Adobe Stock Ad-supported streaming subscriptions, which were barely a thing at the beginning of the decade, now make up almost half of subscription video on-demand plans in the United States.
Analytics firm Antenna’s latest report on the state of the streaming market puts the number of ad-tier streaming subscriptions at 110 million (excluding Prime Video, whose default option since early 2024 includes commercials). That represents 48 percent of all SVOD subscriptions in the U.S., up from 39 percent two years ago.

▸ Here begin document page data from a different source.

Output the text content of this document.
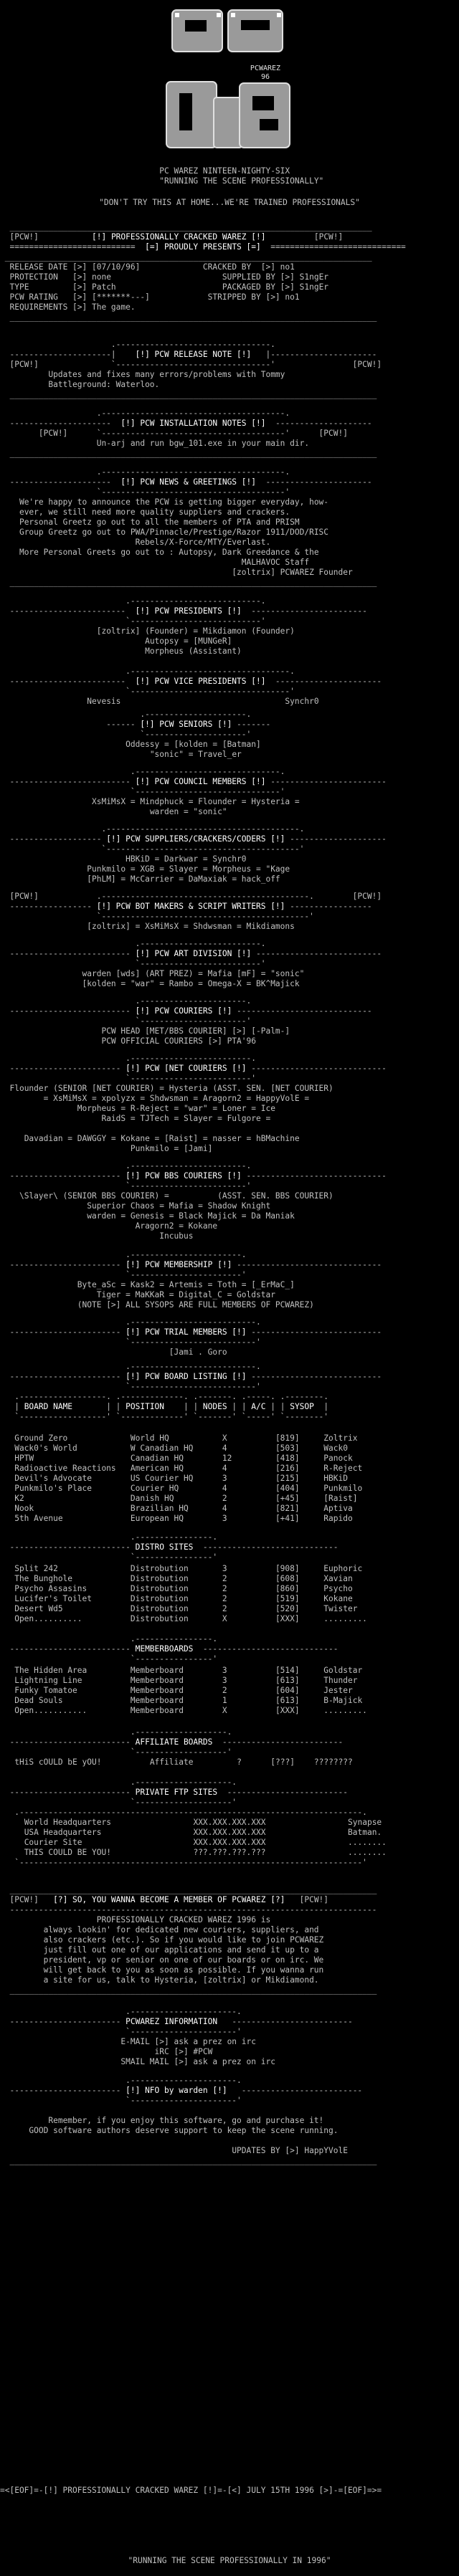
PCWAREZ
96
PC WAREZ NINTEEN-NIGHTY-SIX
"RUNNING THE SCENE PROFESSIONALLY"
"DON'T TRY THIS AT HOME...WE'RE TRAINED PROFESSIONALS"
___________________________________________________________________________
[PCW!]	[!] PROFESSIONALLY CRACKED WAREZ [!]	[PCW!]
==========================  [=] PROUDLY PRESENTS [=]  ============================
____________________________________________________________________________
RELEASE DATE [>] [07/10/96]	CRACKED BY  [>] no1
PROTECTION   [>] none	SUPPLIED BY [>] S1ngEr
TYPE         [>] Patch	PACKAGED BY [>] S1ngEr
PCW RATING   [>] [*******---]	STRIPPED BY [>] no1
REQUIREMENTS [>] The game.
____________________________________________________________________________
.--------------------------------.
---------------------|    [!] PCW RELEASE NOTE [!]   |----------------------
[PCW!]               `--------------------------------'                [PCW!]
Updates and fixes many errors/problems with Tommy
Battleground: Waterloo.
____________________________________________________________________________
.--------------------------------------.
---------------------  [!] PCW INSTALLATION NOTES [!]  --------------------
[PCW!]      `--------------------------------------'      [PCW!]
Un-arj and run bgw_101.exe in your main dir.
____________________________________________________________________________
.--------------------------------------.
---------------------  [!] PCW NEWS & GREETINGS [!]  ----------------------
`--------------------------------------'
We're happy to announce the PCW is getting bigger everyday, how-
ever, we still need more quality suppliers and crackers.
Personal Greetz go out to all the members of PTA and PRISM
Group Greetz go out to PWA/Pinnacle/Prestige/Razor 1911/DOD/RISC
Rebels/X-Force/MTY/Everlast.
More Personal Greets go out to : Autopsy, Dark Greedance & the
MALHAVOC Staff
[zoltrix] PCWAREZ Founder
____________________________________________________________________________
.---------------------------.
------------------------  [!] PCW PRESIDENTS [!]  ------------------------
`---------------------------'
[zoltrix] (Founder) = Mikdiamon (Founder)
Autopsy = [MUNGeR]
Morpheus (Assistant)
.---------------------------------.
------------------------  [!] PCW VICE PRESIDENTS [!]  ----------------------
`---------------------------------'
Nevesis	Synchr0
.---------------------.
------ [!] PCW SENIORS [!] -------
`---------------------'
Oddessy = [kolden = [Batman]
"sonic" = Travel_er
.------------------------------.
------------------------- [!] PCW COUNCIL MEMBERS [!] ------------------------
`------------------------------'
XsMiMsX = Mindphuck = Flounder = Hysteria =
warden = "sonic"
.----------------------------------------.
------------------- [!] PCW SUPPLIERS/CRACKERS/CODERS [!] --------------------
`----------------------------------------'
HBKiD = Darkwar = Synchr0
Punkmilo = XGB = Slayer = Morpheus = "Kage
[PhLM] = McCarrier = DaMaxiak = hack_off
[PCW!]            .-------------------------------------------.        [PCW!]
----------------- [!] PCW BOT MAKERS & SCRIPT WRITERS [!] -----------------
`-------------------------------------------'
[zoltrix] = XsMiMsX = Shdwsman = Mikdiamons
.-------------------------.
------------------------- [!] PCW ART DIVISION [!] --------------------------
`-------------------------'
warden [wds] (ART PREZ) = Mafia [mF] = "sonic"
[kolden = "war" = Rambo = Omega-X = BK^Majick
.----------------------.
------------------------- [!] PCW COURIERS [!] ----------------------------
`----------------------'
PCW HEAD [MET/BBS COURIER] [>] [-Palm-]
PCW OFFICIAL COURIERS [>] PTA'96
.-------------------------.
----------------------- [!] PCW [NET COURIERS [!] ----------------------------
`-------------------------'
Flounder (SENIOR [NET COURIER) = Hysteria (ASST. SEN. [NET COURIER)
= XsMiMsX = xpolyzx = Shdwsman = Aragorn2 = HappyVolE =
Morpheus = R-Reject = "war" = Loner = Ice
RaidS = TJTech = Slayer = Fulgore =

Davadian = DAWGGY = Kokane = [Raist] = nasser = hBMachine
Punkmilo = [Jami]
.------------------------.
----------------------- [!] PCW BBS COURIERS [!] -----------------------------
`------------------------'
\Slayer\ (SENIOR BBS COURIER) =          (ASST. SEN. BBS COURIER)
Superior Chaos = Mafia = Shadow Knight
warden = Genesis = Black Majick = Da Maniak
Aragorn2 = Kokane
Incubus
.-----------------------.
----------------------- [!] PCW MEMBERSHIP [!] ------------------------------
`-----------------------'
Byte_aSc = Kask2 = Artemis = Toth = [_ErMaC_]
Tiger = MaKKaR = Digital_C = Goldstar
(NOTE [>] ALL SYSOPS ARE FULL MEMBERS OF PCWAREZ)
.--------------------------.
----------------------- [!] PCW TRIAL MEMBERS [!] ---------------------------
`--------------------------'
[Jami . Goro
.--------------------------.
----------------------- [!] PCW BOARD LISTING [!] ---------------------------
`--------------------------'
.------------------. .-------------. .-------. .-----. .--------.
| BOARD NAME       | | POSITION    | | NODES | | A/C | | SYSOP  |
`------------------' `-------------' `-------' `-----' `--------'
Ground Zero             World HQ           X          [819]     Zoltrix
Wack0's World           W Canadian HQ      4          [503]     Wack0
HPTW                    Canadian HQ        12         [418]     Panock
Radioactive Reactions   American HQ        4          [216]     R-Reject
Devil's Advocate        US Courier HQ      3          [215]     HBKiD
Punkmilo's Place        Courier HQ         4          [404]     Punkmilo
K2                      Danish HQ          2          [+45]     [Raist]
Nook                    Brazilian HQ       4          [821]     Aptiva
5th Avenue              European HQ        3          [+41]     Rapido
.----------------.
------------------------- DISTRO SITES  ----------------------------
`----------------'
Split 242               Distrobution       3          [908]     Euphoric
The Bunghole            Distrobution       2          [608]     Xavian
Psycho Assasins         Distrobution       2          [860]     Psycho
Lucifer's Toilet        Distrobution       2          [519]     Kokane
Desert Wd5              Distrobution       2          [520]     Twister
Open..........          Distrobution       X          [XXX]     .........
.----------------.
------------------------- MEMBERBOARDS  ----------------------------
`----------------'
The Hidden Area         Memberboard        3          [514]     Goldstar
Lightning Line          Memberboard        3          [613]     Thunder
Funky Tomatoe           Memberboard        2          [604]     Jester
Dead Souls              Memberboard        1          [613]     B-Majick
Open...........         Memberboard        X          [XXX]     .........
.-------------------.
------------------------- AFFILIATE BOARDS  -------------------------
`-------------------'
tHiS cOULD bE yOU!	Affiliate	?	[???] ????????
.--------------------.
------------------------- PRIVATE FTP SITES  -------------------------
`--------------------'
.-----------------------------------------------------------------------.
World Headquarters	XXX.XXX.XXX.XXX	Synapse
USA Headquarters	XXX.XXX.XXX.XXX	Batman.
Courier Site	XXX.XXX.XXX.XXX	........
THIS COULD BE YOU!	???.???.???.???	........
`-----------------------------------------------------------------------'
____________________________________________________________________________
[PCW!]   [?] SO, YOU WANNA BECOME A MEMBER OF PCWAREZ [?]   [PCW!]
----------------------------------------------------------------------------
PROFESSIONALLY CRACKED WAREZ 1996 is
always lookin' for dedicated new couriers, suppliers, and
also crackers (etc.). So if you would like to join PCWAREZ
just fill out one of our applications and send it up to a
president, vp or senior on one of our boards or on irc. We
will get back to you as soon as possible. If you wanna run
a site for us, talk to Hysteria, [zoltrix] or Mikdiamond.
____________________________________________________________________________
.----------------------.
----------------------- PCWAREZ INFORMATION   -------------------------
`----------------------'
E-MAIL [>] ask a prez on irc
iRC [>] #PCW
SMAIL MAIL [>] ask a prez on irc
.----------------------.
----------------------- [!] NFO by warden [!]   -------------------------
`----------------------'

Remember, if you enjoy this software, go and purchase it!
GOOD software authors deserve support to keep the scene running.

UPDATES BY [>] HappYVolE
____________________________________________________________________________

=<[EOF]=-[!] PROFESSIONALLY CRACKED WAREZ [!]=-[<] JULY 15TH 1996 [>]-=[EOF]=>=

"RUNNING THE SCENE PROFESSIONALLY IN 1996"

Ad-tier subscriptions are also the biggest growth area for streamers: According to Antenna’s data, ad-supported subscriptions accounted for 59 percent of gross additions in the first quarter of the year to SVOD platforms with ad options (that includes Discovery+, Disney+, Fox One, HBO Max, Hulu, Netflix, Paramount+ and Peacock). More than three fourths of net additions (new subscriptions minus cancellations) were attributed to ad tiers.

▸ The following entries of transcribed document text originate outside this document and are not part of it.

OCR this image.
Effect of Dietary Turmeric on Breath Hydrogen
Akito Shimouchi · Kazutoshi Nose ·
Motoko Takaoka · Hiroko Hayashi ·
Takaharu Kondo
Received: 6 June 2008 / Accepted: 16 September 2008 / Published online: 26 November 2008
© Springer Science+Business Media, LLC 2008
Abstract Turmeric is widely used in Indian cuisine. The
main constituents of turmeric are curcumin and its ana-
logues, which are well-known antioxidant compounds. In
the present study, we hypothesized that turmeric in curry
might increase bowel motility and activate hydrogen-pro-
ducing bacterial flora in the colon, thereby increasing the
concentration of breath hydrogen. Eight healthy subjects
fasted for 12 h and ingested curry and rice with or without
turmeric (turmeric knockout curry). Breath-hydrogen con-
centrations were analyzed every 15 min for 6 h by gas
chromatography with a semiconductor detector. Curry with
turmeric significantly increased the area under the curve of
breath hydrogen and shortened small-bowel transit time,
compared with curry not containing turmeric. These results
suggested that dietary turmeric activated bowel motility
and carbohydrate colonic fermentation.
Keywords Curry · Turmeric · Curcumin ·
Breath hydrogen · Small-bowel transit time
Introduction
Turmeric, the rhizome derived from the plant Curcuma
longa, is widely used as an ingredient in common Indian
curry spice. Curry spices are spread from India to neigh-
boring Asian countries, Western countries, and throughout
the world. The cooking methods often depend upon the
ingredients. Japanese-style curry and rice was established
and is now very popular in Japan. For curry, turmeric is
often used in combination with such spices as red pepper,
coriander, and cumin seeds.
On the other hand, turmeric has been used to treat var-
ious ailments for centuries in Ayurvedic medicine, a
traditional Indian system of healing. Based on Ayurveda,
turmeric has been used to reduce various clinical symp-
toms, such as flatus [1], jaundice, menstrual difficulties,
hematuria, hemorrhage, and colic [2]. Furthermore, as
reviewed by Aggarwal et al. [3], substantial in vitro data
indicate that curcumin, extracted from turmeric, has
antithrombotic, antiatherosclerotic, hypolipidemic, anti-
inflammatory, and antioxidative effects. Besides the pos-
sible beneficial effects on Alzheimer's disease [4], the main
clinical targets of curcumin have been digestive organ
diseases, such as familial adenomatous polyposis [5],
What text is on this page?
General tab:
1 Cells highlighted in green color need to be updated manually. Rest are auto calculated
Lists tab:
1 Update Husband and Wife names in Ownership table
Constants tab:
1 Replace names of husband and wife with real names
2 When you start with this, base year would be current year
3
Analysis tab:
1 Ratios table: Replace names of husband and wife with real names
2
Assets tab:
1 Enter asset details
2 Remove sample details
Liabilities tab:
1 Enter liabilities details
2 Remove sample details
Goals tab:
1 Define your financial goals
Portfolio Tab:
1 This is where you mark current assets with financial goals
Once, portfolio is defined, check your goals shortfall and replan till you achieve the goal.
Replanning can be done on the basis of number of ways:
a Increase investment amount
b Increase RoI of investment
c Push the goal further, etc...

That is likely just fine with the streaming providers. As The Hollywood Reporter noted earlier this year, even though streamers charge users less per month for an ad-supported tier, the growth of SVOD advertising has led companies to subtly encourage users toward their ad tiers. It’s the same sort of dual revenue stream that made cable TV a great business in the pre-streaming era.

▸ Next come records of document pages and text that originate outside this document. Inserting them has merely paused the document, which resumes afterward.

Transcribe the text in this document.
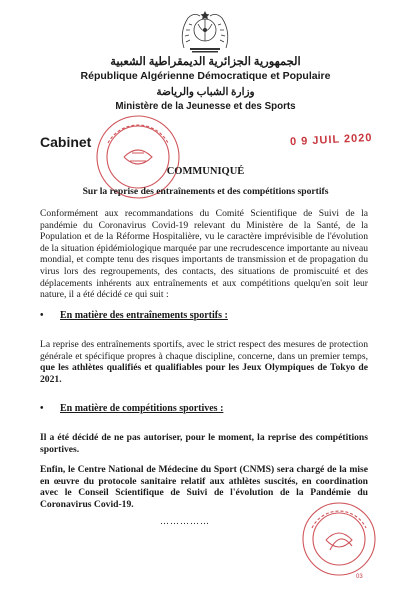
الجمهورية الجزائرية الديمقراطية الشعبية
République Algérienne Démocratique et Populaire
وزارة الشباب والرياضة
Ministère de la Jeunesse et des Sports
Cabinet	0 9 JUIL 2020
COMMUNIQUÉ
Sur la reprise des entraînements et des compétitions sportifs
Conformément aux recommandations du Comité Scientifique de Suivi de la pandémie du Coronavirus Covid-19 relevant du Ministère de la Santé, de la Population et de la Réforme Hospitalière, vu le caractère imprévisible de l'évolution de la situation épidémiologique marquée par une recrudescence importante au niveau mondial, et compte tenu des risques importants de transmission et de propagation du virus lors des regroupements, des contacts, des situations de promiscuité et des déplacements inhérents aux entraînements et aux compétitions quelqu'en soit leur nature, il a été décidé ce qui suit :
• En matière des entraînements sportifs :
La reprise des entraînements sportifs, avec le strict respect des mesures de protection générale et spécifique propres à chaque discipline, concerne, dans un premier temps, que les athlètes qualifiés et qualifiables pour les Jeux Olympiques de Tokyo de 2021.
• En matière de compétitions sportives :
Il a été décidé de ne pas autoriser, pour le moment, la reprise des compétitions sportives.
Enfin, le Centre National de Médecine du Sport (CNMS) sera chargé de la mise en œuvre du protocole sanitaire relatif aux athlètes suscités, en coordination avec le Conseil Scientifique de Suivi de l'évolution de la Pandémie du Coronavirus Covid-19.
……………
03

A healthy majority of first-time subscribers to SVOD platforms — 64 percent — in the first quarter signed up for ad-supported tiers. Another 11 percent switched from an ad-free subscription to the cheaper one that includes commercials, per Antenna. The remaining 25 percent were users who had previously canceled a service and resubscribed.
One group that’s not so quick to go for ad-supported streaming, Antenna’s findings show, are cord cutters. A majority (57 percent) of users who cancel their multi-channel service either opt for ad-free streaming or none at all in the 90 days after cutting the cord.